The city comptroller said there were serious flaws such as failures to register payments by advertisers and failures to issue receipts to them.

City treasurer Jacky Vakim is furious that poor management of the municipal signs department has already cost the city of Haifa millions of shekels, and that now the municipal engineering department is preventing the city from making money by limiting the places where public billboards can be erected, reports Yediot Haifa. Vakim said Haifa was making just NIS 14 million per year from its public billboards and signs at a time when Tel Aviv and Jerusalem were making three times this sum. According to the report, the municipal signs department first came in for criticism by the city comptroller, who said the department was operating improperly, with serious flaws such as failures to register payments by advertisers, failures to issue receipts to them, and the unauthorized giving of discounts. Vakim told a recent council meeting that in the wake of the comptroller's criticisms, most of the department's staff had been replaced. He said the signs department had been "one big mess," with advertisers "putting signs up wherever they want and paying as much as they want," and the department had not made nearly as much money as it should have. "We are speaking about a significant loss to the municipality.
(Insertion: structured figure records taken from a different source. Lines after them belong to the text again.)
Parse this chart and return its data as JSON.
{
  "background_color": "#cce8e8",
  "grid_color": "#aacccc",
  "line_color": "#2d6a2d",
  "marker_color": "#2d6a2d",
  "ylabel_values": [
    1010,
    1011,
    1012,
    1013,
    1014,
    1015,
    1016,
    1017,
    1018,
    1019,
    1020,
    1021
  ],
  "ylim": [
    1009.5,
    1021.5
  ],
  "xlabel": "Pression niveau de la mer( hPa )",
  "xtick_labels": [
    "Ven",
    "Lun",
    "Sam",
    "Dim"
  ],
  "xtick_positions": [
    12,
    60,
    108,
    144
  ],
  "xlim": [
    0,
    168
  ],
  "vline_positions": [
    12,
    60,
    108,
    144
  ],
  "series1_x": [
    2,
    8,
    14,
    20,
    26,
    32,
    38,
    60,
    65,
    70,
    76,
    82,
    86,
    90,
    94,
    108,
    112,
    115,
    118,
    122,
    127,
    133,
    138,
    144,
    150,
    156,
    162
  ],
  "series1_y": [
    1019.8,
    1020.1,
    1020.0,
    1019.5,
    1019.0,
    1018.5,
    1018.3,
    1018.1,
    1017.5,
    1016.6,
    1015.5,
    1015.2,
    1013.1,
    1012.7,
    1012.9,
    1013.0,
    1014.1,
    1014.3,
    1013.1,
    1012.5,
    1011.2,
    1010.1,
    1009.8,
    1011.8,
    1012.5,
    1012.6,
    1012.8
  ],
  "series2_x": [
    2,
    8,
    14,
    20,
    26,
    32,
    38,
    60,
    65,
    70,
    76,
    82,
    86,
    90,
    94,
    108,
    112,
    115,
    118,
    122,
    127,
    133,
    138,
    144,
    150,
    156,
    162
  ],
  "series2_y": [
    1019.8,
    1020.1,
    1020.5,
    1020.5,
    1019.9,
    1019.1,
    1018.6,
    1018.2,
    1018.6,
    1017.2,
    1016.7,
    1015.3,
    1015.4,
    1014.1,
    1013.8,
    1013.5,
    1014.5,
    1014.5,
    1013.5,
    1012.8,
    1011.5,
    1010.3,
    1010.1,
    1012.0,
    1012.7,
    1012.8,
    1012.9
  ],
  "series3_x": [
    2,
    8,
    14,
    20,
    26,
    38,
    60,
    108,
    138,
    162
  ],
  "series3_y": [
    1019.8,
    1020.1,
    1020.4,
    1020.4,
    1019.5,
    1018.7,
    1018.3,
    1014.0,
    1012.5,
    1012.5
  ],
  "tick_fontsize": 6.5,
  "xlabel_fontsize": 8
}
I believe we can reduce some of the losses and change the rates even retroactively in certain cases," Vakim said. But he said he was now being frustrated by the engineering department, which was limiting the places where public signs could be put up. "At the moment we earn one third of the amount that Tel Aviv and Jerusalem earn (from public signs). Engineering management cannot decide that every second house in the city is designated for preservation (and therefore cannot have advertising signs placed on it). The policy has to change and become more flexible. Signage is a good source of income for every city and should be maximized," Vakim said. But a municipal spokesman said the limits on the placing of signs were designed to preserve order and esthetics, and to prevent a "wild competition" from breaking out between advertisers. The spokesman said it would be easy to maximize profits by allowing signs to be posted everywhere, but this would come at the expense of the quality of life of residents and of the beauty of the city.